What should have been clear before is now luminously plain, in the light of the first-rate research done by Stephen Ansolabehere and Nate Persily on public fears of "voter fraud."  Ansolabehere and Persily examined the data from three election cycles and carefully show a) that voter perceptions of impersonation do not correlate with the choice to vote or not to vote; and b) voter confidence in the integrity of the electoral process does not vary with the strictness of the ID regime in effect.

"This lack of empirical support," the authors conclude, "leads us to conclude that, at least in the context of current election practices and procedures, public perceptions do not provide a firm justification for voter identification laws."  In one of their notes, they cite to another observations, about the dangers in relying on perception, drawn from the Missouri Supreme Court’s review of a state voter ID law: "’the tactic of shaping public misperception could be used in the future as a mechanism for further burdening the right to vote or other fundamental rights’"  Ansolabehere and Persily, 1759 at n. 51, citing Weinschenk v. State, 203 S.W.3d 201 (Mo. 2007).

One of the most useful observations offered by the authors here is on the very confusion at the heart of the implication—and it is only that, an implication—that those who suspect or claim to suspect fraud may not, in reaction, vote.  "[I]t is not obvious as a theoretical matter," they write, "why a person who perceives a lot of fraud would not vote."  Id. at 1752.  They may vote with the expectation that their vote would still matter; they may cast their vote to fight fraud, believing that the right-minded should turn out in even greater force to overwhelm the fraudulent designs of impersonators and other felons at the polls.

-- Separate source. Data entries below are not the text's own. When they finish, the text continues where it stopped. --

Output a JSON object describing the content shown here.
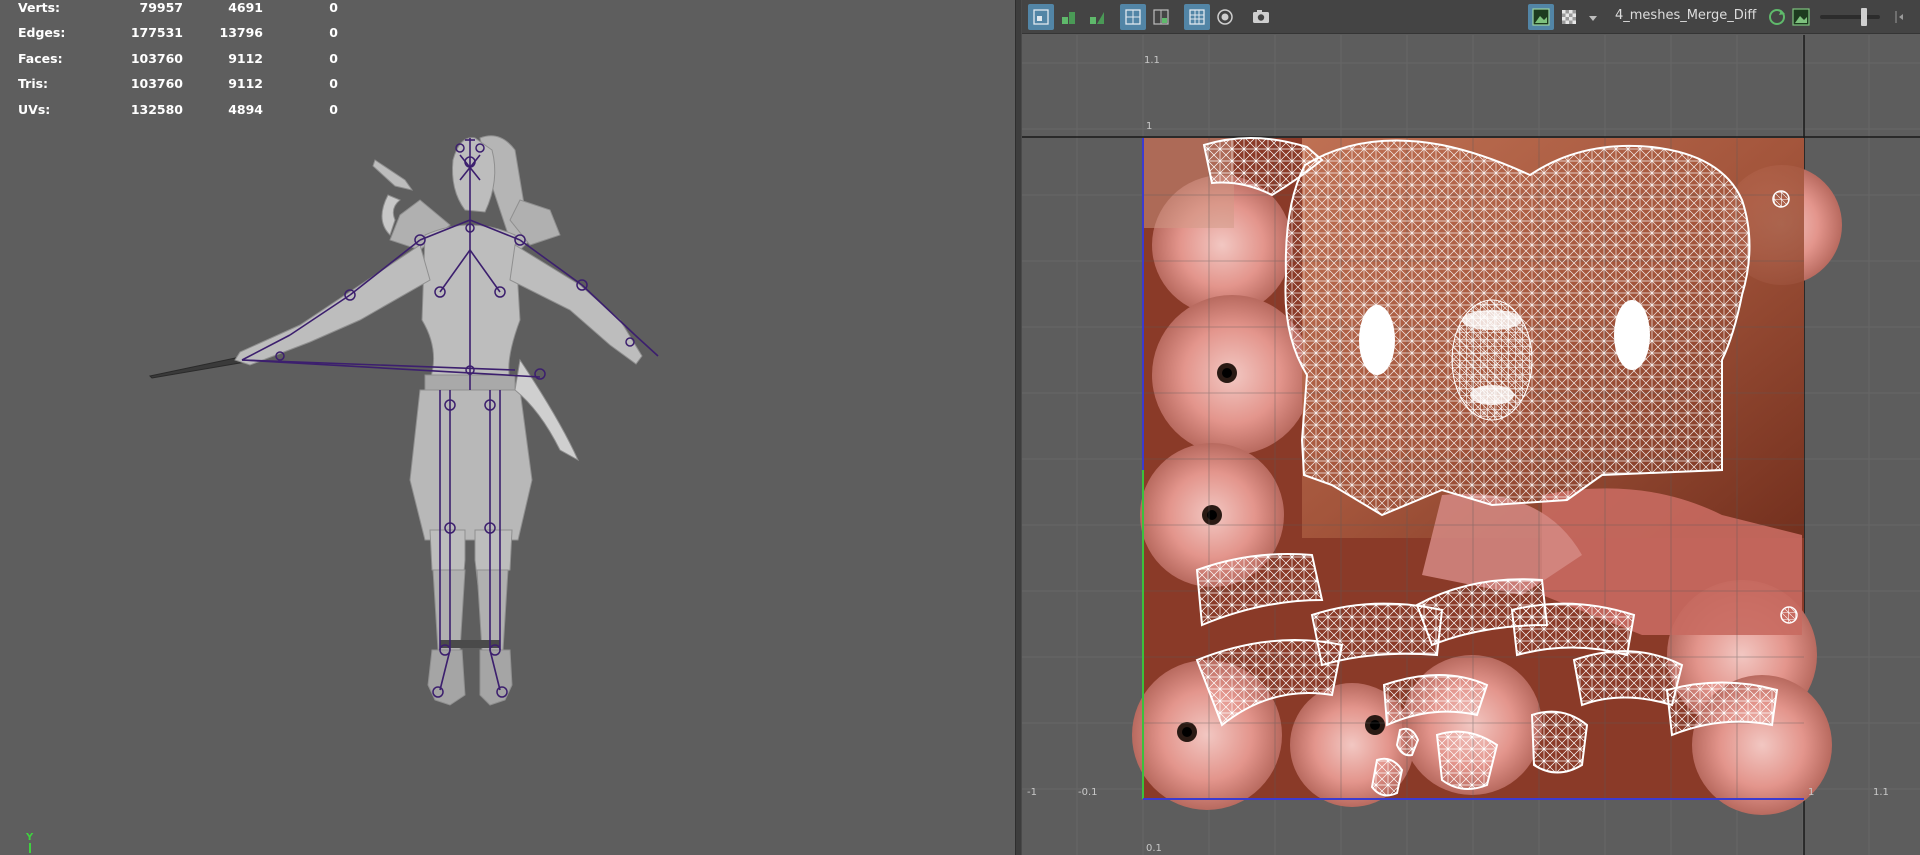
{
  "hud": {
    "rows": [
      {
        "label": "Verts:",
        "c1": "79957",
        "c2": "4691",
        "c3": "0"
      },
      {
        "label": "Edges:",
        "c1": "177531",
        "c2": "13796",
        "c3": "0"
      },
      {
        "label": "Faces:",
        "c1": "103760",
        "c2": "9112",
        "c3": "0"
      },
      {
        "label": "Tris:",
        "c1": "103760",
        "c2": "9112",
        "c3": "0"
      },
      {
        "label": "UVs:",
        "c1": "132580",
        "c2": "4894",
        "c3": "0"
      }
    ]
  },
  "viewport": {
    "axis_label": "Y",
    "bone_color": "#3c1f6e",
    "mesh_color": "#bdbdbd"
  },
  "uv_toolbar": {
    "texture_name": "4_meshes_Merge_Diff",
    "zoom_level": 0.75,
    "accent": "#5285a6",
    "buttons": [
      {
        "name": "uv-shell-icon",
        "active": true
      },
      {
        "name": "stacked-icon",
        "active": false
      },
      {
        "name": "stacked2-icon",
        "active": false
      },
      {
        "name": "grid-icon",
        "active": true
      },
      {
        "name": "grid2-icon",
        "active": false
      },
      {
        "name": "checker-grid-icon",
        "active": true
      },
      {
        "name": "distortion-icon",
        "active": false
      },
      {
        "name": "snapshot-icon",
        "active": false
      },
      {
        "name": "display-image-icon",
        "active": true
      },
      {
        "name": "checker-icon",
        "active": false
      },
      {
        "name": "dropdown-arrow-icon",
        "active": false
      },
      {
        "name": "refresh-icon",
        "active": false
      },
      {
        "name": "image-icon",
        "active": false
      }
    ]
  },
  "uv_labels": {
    "top_left_1": "1.1",
    "top_left_2": "1",
    "bottom_left_1": "-1",
    "bottom_left_2": "-0.1",
    "bottom_right_1": "1",
    "bottom_right_2": "1.1",
    "bottom_left_3": "0.1"
  }
}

The uncertain nature of motivation here, on the part of those alleging a concern with fraud, is underscored by the different descriptions of the nature of the concern.  Is it a "fear," a "belief," a "concern," or a "perception"?  In two pages, Ansolabehere and Persily variously refer to both a "fear" and a "perception,"  id. 1739-1740, and the differences between these two descriptions of what voters are experiencing—and the difference between these and a "belief"—are additional cause for care in projecting voting behavior or civic commitment.

A voter who actively "fears" fraud may stay away from the polls, washing her hands of the whole ugly business or concluding that honest votes will be swamped by dishonest ones.  But a voter who perceives that there may be fraud, or believes in it existence, does not relate it necessarily, or even logically, to her vote now, in this election about which she most cares.  Assuming that there may well be fraud, she, the voter, does not have to further assume that it is decisive or widespread.  For her, there is still enough confidence in the process, faith in the vote she is casting, that she can hold the one belief or perception and proceed as it is of only slim importance to her own decision to vote.

Ansolabehere and Persily remind the reader in another footnote that after the tumult of 2000, with all the dire warnings about the last damage to American democracy, Americans turned out again in 2004, undeterred by the resentments and suspicions still lingering from the previous election.  This election, their vote in that election for that office, commanded their attention and compelled their participation.  And the Supreme Court retained its hold, certainly relative to other institutions and governmental branches, on the esteem of the Justices' fellow citizens.

The intellectual failings of the "confidence" case for voter ID is not just a mark of shabby thought or argument.  They are a sure sign that the explanation for the movement lies elsewhere, in its politics.  This is what voters should most fear, what should most shake their confidence.